JA. De quelle façon défend-il les projets vis-à-vis de la direction générale ?
aM. Il a un pouvoir de conviction énorme ! C'est un très bon vendeur, au sens positif du terme, et comme il ne prend pas la pose, il n'hésite pas à jouer les marchands de tapis, par conviction (rires). Ce qui est frappant, c'est qu'il n'est pas impressionné par nos grands patrons, bardés de diplômes prestigieux. C'est vraiment un bon communicant, jamais dans une veine mégalo et toujours au service du produit. D'ailleurs, son obsession, bien avant sa carrière ou ce qu'on peut penser de lui, c'est le produit. Il veut toujours faire le plus beau produit et s'étalonne sans cesse avec la concurrence. En somme, il a un véritable instinct de marketing. En interne, c'est bien accepté car tout le monde a compris qu'il ne cherchait pas à empiéter sur le territoire d'autrui. D'ailleurs, avec Vincent Besson, ils forment un remarquable duo. Ils fonctionnent comme des partenaires, pas comme des adversaires.

JA. Vous devez bien lui trouver quelques défauts, non ?
aM. Il a les défauts qui sont liés à son hyperactivité. Il peut ainsi paraître très impulsif dans ses prises de décision. Spontané, il peut aussi être très direct, voire abrupt, dans ses jugements ou ses décisions. Mais juste après, vous allez boire un pot avec lui et c'est déjà complètement oublié.

JA. Jean-Pierre Ploué est jeune et déjà au pinacle, comment et où l'imaginez-vous dans quelques années ?
aM. Même s'il a beaucoup de cordes à son arc et peu de limites, je le vois rester dans l'automobile. D'une part, c'est une passion et d'autre part, c'est difficile de trouver ailleurs un produit aussi complexe et complet.
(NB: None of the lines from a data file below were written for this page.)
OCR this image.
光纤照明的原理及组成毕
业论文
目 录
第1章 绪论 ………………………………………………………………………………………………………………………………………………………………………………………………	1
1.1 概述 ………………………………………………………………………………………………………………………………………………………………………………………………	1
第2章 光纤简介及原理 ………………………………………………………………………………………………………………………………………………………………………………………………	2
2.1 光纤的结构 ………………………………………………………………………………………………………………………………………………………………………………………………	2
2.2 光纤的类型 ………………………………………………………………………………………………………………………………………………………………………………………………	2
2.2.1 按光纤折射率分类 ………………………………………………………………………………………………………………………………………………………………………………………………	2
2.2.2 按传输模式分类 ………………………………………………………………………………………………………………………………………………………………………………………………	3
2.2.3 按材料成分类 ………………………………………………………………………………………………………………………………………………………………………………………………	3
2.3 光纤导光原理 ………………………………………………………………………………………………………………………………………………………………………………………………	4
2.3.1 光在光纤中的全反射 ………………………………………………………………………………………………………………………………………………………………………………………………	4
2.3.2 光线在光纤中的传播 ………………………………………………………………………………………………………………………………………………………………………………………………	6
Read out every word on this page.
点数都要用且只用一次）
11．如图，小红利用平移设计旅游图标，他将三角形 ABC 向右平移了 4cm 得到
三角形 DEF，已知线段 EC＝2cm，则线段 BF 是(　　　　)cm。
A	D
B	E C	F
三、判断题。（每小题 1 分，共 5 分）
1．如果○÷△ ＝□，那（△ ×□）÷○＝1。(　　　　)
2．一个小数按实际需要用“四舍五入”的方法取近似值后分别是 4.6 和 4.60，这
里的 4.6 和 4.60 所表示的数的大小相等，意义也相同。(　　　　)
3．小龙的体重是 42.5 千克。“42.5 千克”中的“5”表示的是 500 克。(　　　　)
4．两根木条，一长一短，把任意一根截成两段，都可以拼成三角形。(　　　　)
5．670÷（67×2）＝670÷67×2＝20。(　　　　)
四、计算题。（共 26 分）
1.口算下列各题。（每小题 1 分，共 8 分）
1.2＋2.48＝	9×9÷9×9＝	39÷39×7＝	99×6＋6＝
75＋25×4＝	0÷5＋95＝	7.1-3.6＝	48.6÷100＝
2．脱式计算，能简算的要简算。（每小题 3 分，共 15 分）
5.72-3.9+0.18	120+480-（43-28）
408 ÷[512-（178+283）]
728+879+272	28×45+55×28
Je ne le vois pas non plus être irrésistiblement attiré par le style d'un groupe avec un vaste portefeuille de marques, car sa passion est liée au terrain. Il est plus proche des maquettes que de la super-gestion du style. En outre, il a un attachement très fort à Citroën. Il converse avec les valeurs de la marque. En revanche, je le vois bien bouger si d'aventure on veut un jour lui couper les ailes. Ceci dit, tout peut arriver et ce n'est pas à moi de parler de ça (rires).